Tidak mengherankan, Tsaagan Nuur, kota asal perempuan berusia tiga puluhan tahun ini adalah permukiman etnis Darkhat yang paling tersohor kemampuan magisnya di seluruh Mongolia. Jadi tidak berlebihan jika Saraa mengklaim semua keluarga Darkhat pasti punya satu atau dua orang yang menjadi shaman, dan setiap keluarga pasti menyimpan drum peninggalan dari nenek moyangnya yang shaman.
Saya mulai kebingungan dengan definisi shaman. Dalam bahasa Mongol disebut sebagai boo, tetapi apa padanannya dalam bahasa Indonesia? Dukun? Rasanya agak aneh, karena dukun dalam bahasa yang kita kenal berkonotasi seperti “dokter” yang menggunakan kekuatan supranatural, memberi layanan kepada pasien. Tetapi shaman yang dimaksud Saraa punya pengertian yang lebih luas: Orang yang punya kemampuan magis dan berhubungan dengan dunia roh. Begitulah kira-kira maksudnya.

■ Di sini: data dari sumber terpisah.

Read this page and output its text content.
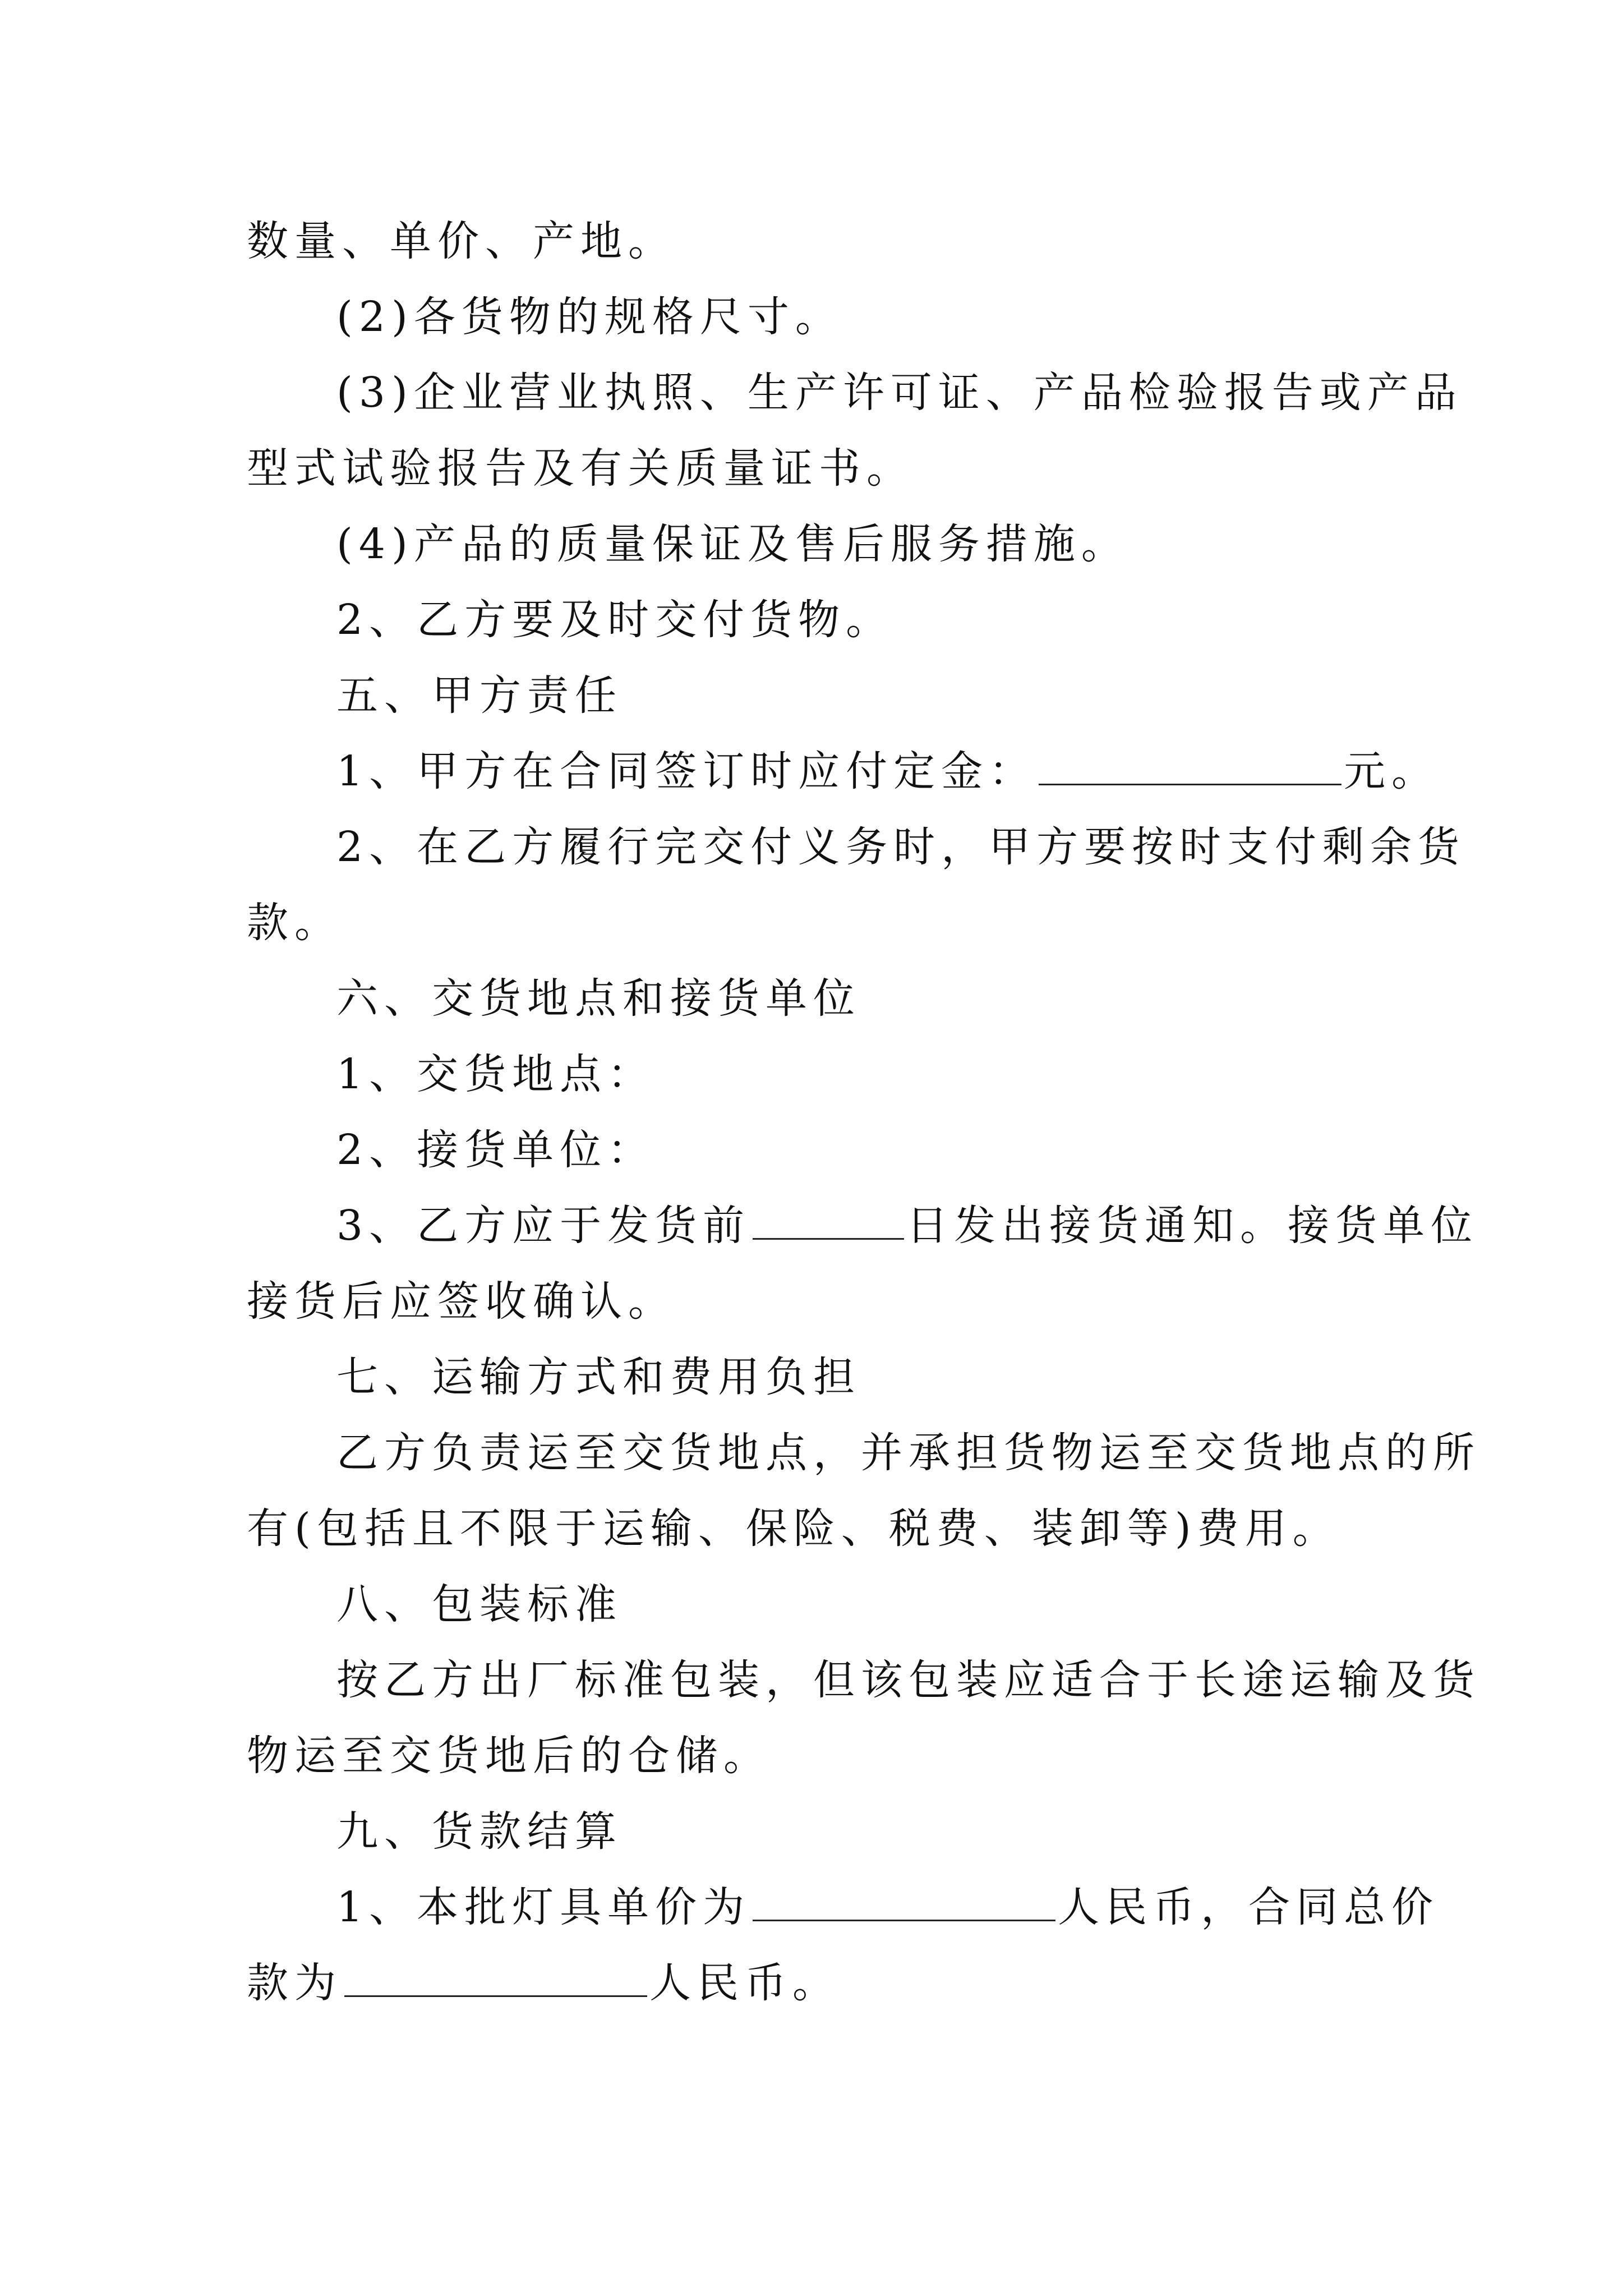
数量、单价、产地。
(2)各货物的规格尺寸。
(3)企业营业执照、生产许可证、产品检验报告或产品
型式试验报告及有关质量证书。
(4)产品的质量保证及售后服务措施。
2、乙方要及时交付货物。
五、甲方责任
1、甲方在合同签订时应付定金：	元。
2、在乙方履行完交付义务时，甲方要按时支付剩余货
款。
六、交货地点和接货单位
1、交货地点：
2、接货单位：
3、乙方应于发货前	日发出接货通知。接货单位
接货后应签收确认。
七、运输方式和费用负担
乙方负责运至交货地点，并承担货物运至交货地点的所
有(包括且不限于运输、保险、税费、装卸等)费用。
八、包装标准
按乙方出厂标准包装，但该包装应适合于长途运输及货
物运至交货地后的仓储。
九、货款结算
1、本批灯具单价为	人民币，合同总价
款为	人民币。
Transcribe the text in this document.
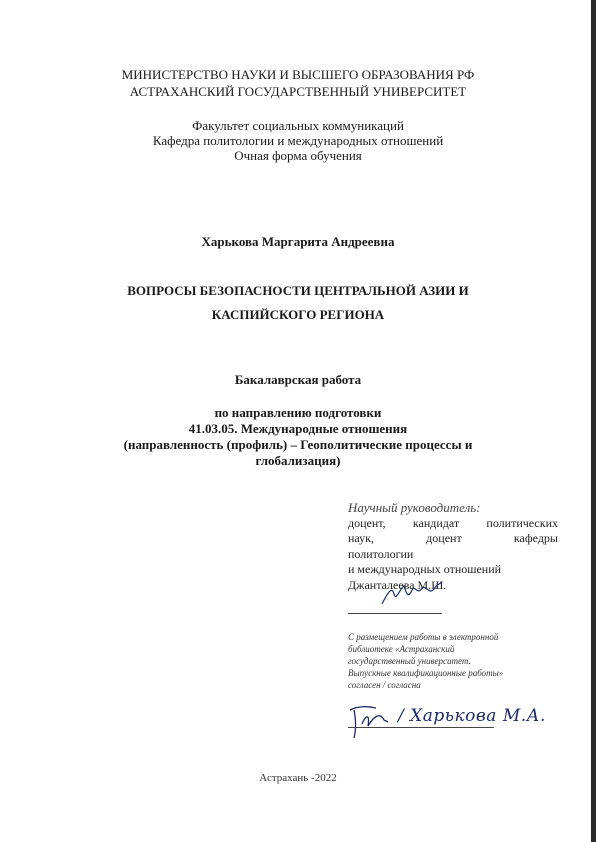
МИНИСТЕРСТВО НАУКИ И ВЫСШЕГО ОБРАЗОВАНИЯ РФ
АСТРАХАНСКИЙ ГОСУДАРСТВЕННЫЙ УНИВЕРСИТЕТ
Факультет социальных коммуникаций
Кафедра политологии и международных отношений
Очная форма обучения
Харькова Маргарита Андреевна
ВОПРОСЫ БЕЗОПАСНОСТИ ЦЕНТРАЛЬНОЙ АЗИИ И
КАСПИЙСКОГО РЕГИОНА
Бакалаврская работа
по направлению подготовки
41.03.05. Международные отношения
(направленность (профиль) – Геополитические процессы и
глобализация)
Научный руководитель:
доцент, кандидат политических
наук,	доцент	кафедры
политологии
и международных отношений
Джанталеева М.Ш.
С размещением работы в электронной
библиотеке «Астраханский
государственный университет.
Выпускные квалификационные работы»
согласен / согласна
/ Харькова М.А.
Астрахань -2022
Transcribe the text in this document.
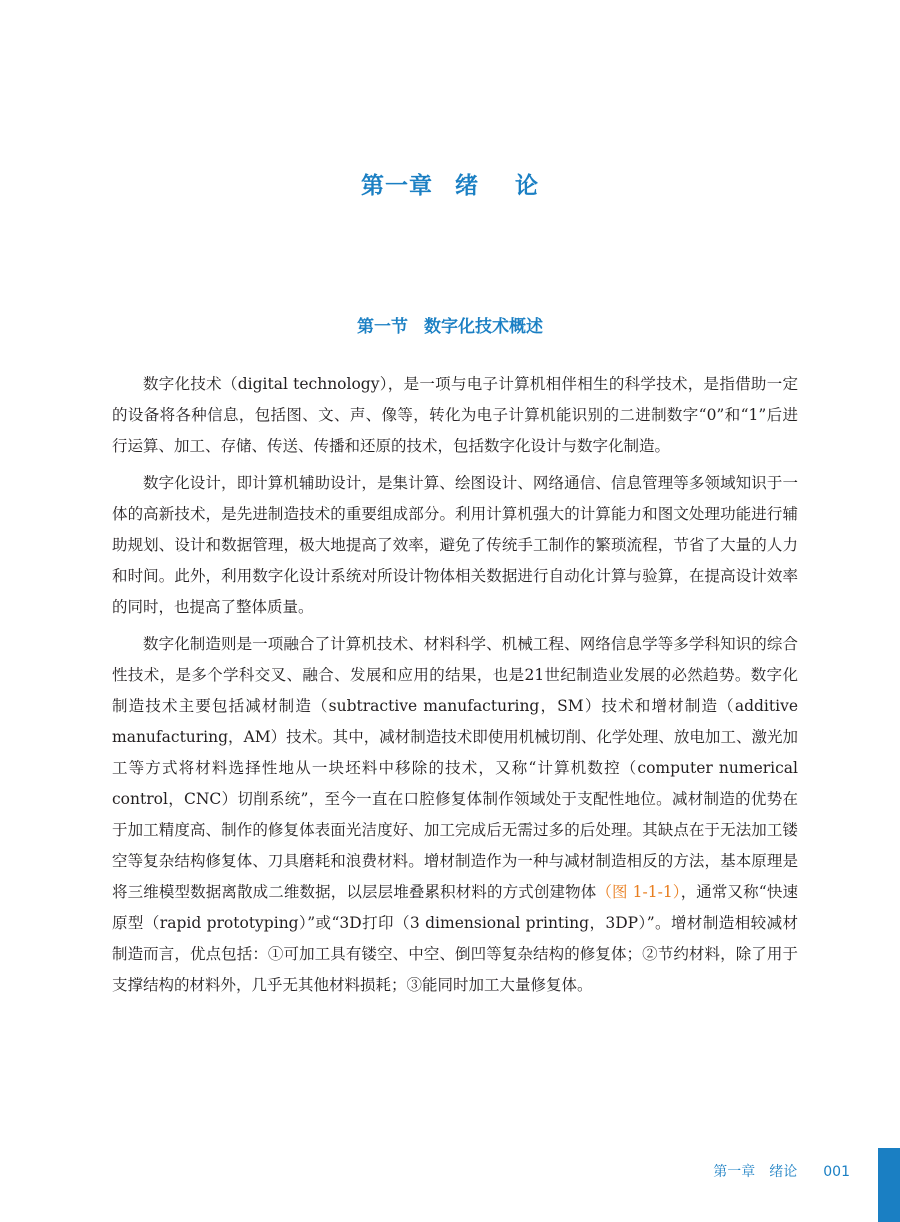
第一章 绪 论
第一节 数字化技术概述

数字化技术（digital technology），是一项与电子计算机相伴相生的科学技术，是指借助一定的设备将各种信息，包括图、文、声、像等，转化为电子计算机能识别的二进制数字“0”和“1”后进行运算、加工、存储、传送、传播和还原的技术，包括数字化设计与数字化制造。

数字化设计，即计算机辅助设计，是集计算、绘图设计、网络通信、信息管理等多领域知识于一体的高新技术，是先进制造技术的重要组成部分。利用计算机强大的计算能力和图文处理功能进行辅助规划、设计和数据管理，极大地提高了效率，避免了传统手工制作的繁琐流程，节省了大量的人力和时间。此外，利用数字化设计系统对所设计物体相关数据进行自动化计算与验算，在提高设计效率的同时，也提高了整体质量。

数字化制造则是一项融合了计算机技术、材料科学、机械工程、网络信息学等多学科知识的综合性技术，是多个学科交叉、融合、发展和应用的结果，也是21世纪制造业发展的必然趋势。数字化制造技术主要包括减材制造（subtractive manufacturing，SM）技术和增材制造（additive manufacturing，AM）技术。其中，减材制造技术即使用机械切削、化学处理、放电加工、激光加工等方式将材料选择性地从一块坯料中移除的技术，又称“计算机数控（computer numerical control，CNC）切削系统”，至今一直在口腔修复体制作领域处于支配性地位。减材制造的优势在于加工精度高、制作的修复体表面光洁度好、加工完成后无需过多的后处理。其缺点在于无法加工镂空等复杂结构修复体、刀具磨耗和浪费材料。增材制造作为一种与减材制造相反的方法，基本原理是将三维模型数据离散成二维数据，以层层堆叠累积材料的方式创建物体（图 1-1-1），通常又称“快速原型（rapid prototyping）”或“3D打印（3 dimensional printing，3DP）”。增材制造相较减材制造而言，优点包括：①可加工具有镂空、中空、倒凹等复杂结构的修复体；②节约材料，除了用于支撑结构的材料外，几乎无其他材料损耗；③能同时加工大量修复体。

第一章 绪论 001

Hingga menjelang dini hari, Saraa belum berhenti mengurai cerita. Inisiasi seorang shaman, kata Saraa, bukan dari berguru. “Kalau kamu ingin menjadi shaman, bukan berarti kamu bisa menjadi shaman. Tidak, tidak semudah itu,” Saraa membelalakkan mata sipitnya. “Shaman memang harus mencari guru, tetapi tetap harus punya bakat. Hanya orang-orang terpilih saja yang bisa menjadi shaman. Dan pilihan itu adalah takdir, tidak bisa ditolak. Atau, maut bakal menjemput, seperti yang dialami abang kandung saya.”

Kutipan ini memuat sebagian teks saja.